Comme ils l’ont souligné, il y a environ dix ans, la Croatie a commencé à encourager les investissements dans les centrales à biogaz dans le but d’atteindre une transition verte et une indépendance énergétique. Cependant, cette initiative a fonctionné pendant une certaine période, et la production d’électricité était durable, mais en raison des turbulences du marché et de la crise énergétique causée par l’agression de la Russie contre l’Ukraine, des problèmes sont apparus qui ont été signalés depuis un certain temps.
En raison des actions intempestives de l’État, Cenger affirme que la production d’électricité des centrales à biogaz a diminué de plus de 50 pour cent.

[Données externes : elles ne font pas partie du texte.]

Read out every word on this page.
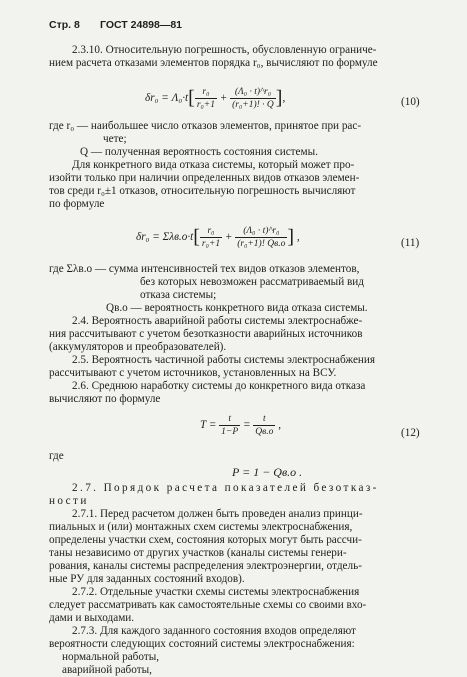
Стр. 8 ГОСТ 24898—81
2.3.10. Относительную погрешность, обусловленную ограниче-
нием расчета отказами элементов порядка r₀, вычисляют по формуле
где r₀ — наибольшее число отказов элементов, принятое при рас-
чете;
Q — полученная вероятность состояния системы.
Для конкретного вида отказа системы, который может про-
изойти только при наличии определенных видов отказов элемен-
тов среди r₀±1 отказов, относительную погрешность вычисляют
по формуле
где Σλв.о — сумма интенсивностей тех видов отказов элементов,
без которых невозможен рассматриваемый вид
отказа системы;
Qв.о — вероятность конкретного вида отказа системы.
2.4. Вероятность аварийной работы системы электроснабже-
ния рассчитывают с учетом безотказности аварийных источников
(аккумуляторов и преобразователей).
2.5. Вероятность частичной работы системы электроснабжения
рассчитывают с учетом источников, установленных на ВСУ.
2.6. Среднюю наработку системы до конкретного вида отказа
вычисляют по формуле
где
2.7.1. Перед расчетом должен быть проведен анализ принци-
пиальных и (или) монтажных схем системы электроснабжения,
определены участки схем, состояния которых могут быть рассчи-
таны независимо от других участков (каналы системы генери-
рования, каналы системы распределения электроэнергии, отдель-
ные РУ для заданных состояний входов).
2.7.2. Отдельные участки схемы системы электроснабжения
следует рассматривать как самостоятельные схемы со своими вхо-
дами и выходами.
2.7.3. Для каждого заданного состояния входов определяют
вероятности следующих состояний системы электроснабжения:
нормальной работы,
аварийной работы,
$\delta r_0 = \Lambda_0\cdot t[ \frac{\text{r₀}}{\text{r₀+1}} + \frac{\text{(Λ₀ · t)\textasciicircum{}r₀}}{\text{(r₀+1)! · Q}}$ ],	(10)
$\delta r_0 = \Sigma\lambda в.о\cdot t[ \frac{\text{r₀}}{\text{r₀+1}} + \frac{\text{(Λ₀ · t)\textasciicircum{}r₀}}{\text{(r₀+1)! Qв.о}}$ ] ,	(11)
$T = \frac{t}{1-P} = \frac{t}{Qв.о}$ ,
(12)
P = 1 − Qв.о .
2.7. Порядок расчета показателей безотказ-
ности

– Le 8 février, nous avons tenu une réunion de l’Association des producteurs de biogaz croates où nous avons formulé trois propositions concrètes pour sauver l’ensemble du secteur – a déclaré Cenger, soulignant que 42 centrales à biogaz croates peuvent produire 400 mille mégawatts d’électricité, ce qui équivaut à 110 foyers, et aujourd’hui ce chiffre n’est qu’environ 50 pour cent.
La première proposition est d’exempter les centrales à biogaz du Règlement adopté le 29 décembre dernier, suivant l’exemple d’autres pays européens, ce que le Règlement lui-même permet dans plusieurs articles. Les représentants de l’association estiment que le contenu du Règlement est discriminatoire car les coûts de production varient selon le type, les centrales solaires ne payant aucun matériau brut tandis que les prix des matières premières pour les centrales à biogaz ont presque doublé. Par conséquent, le HUPB demande un complément variable en fonction du prix des ressources, considérant que le prix du fourrage a augmenté de 130 pour cent par rapport à 2021.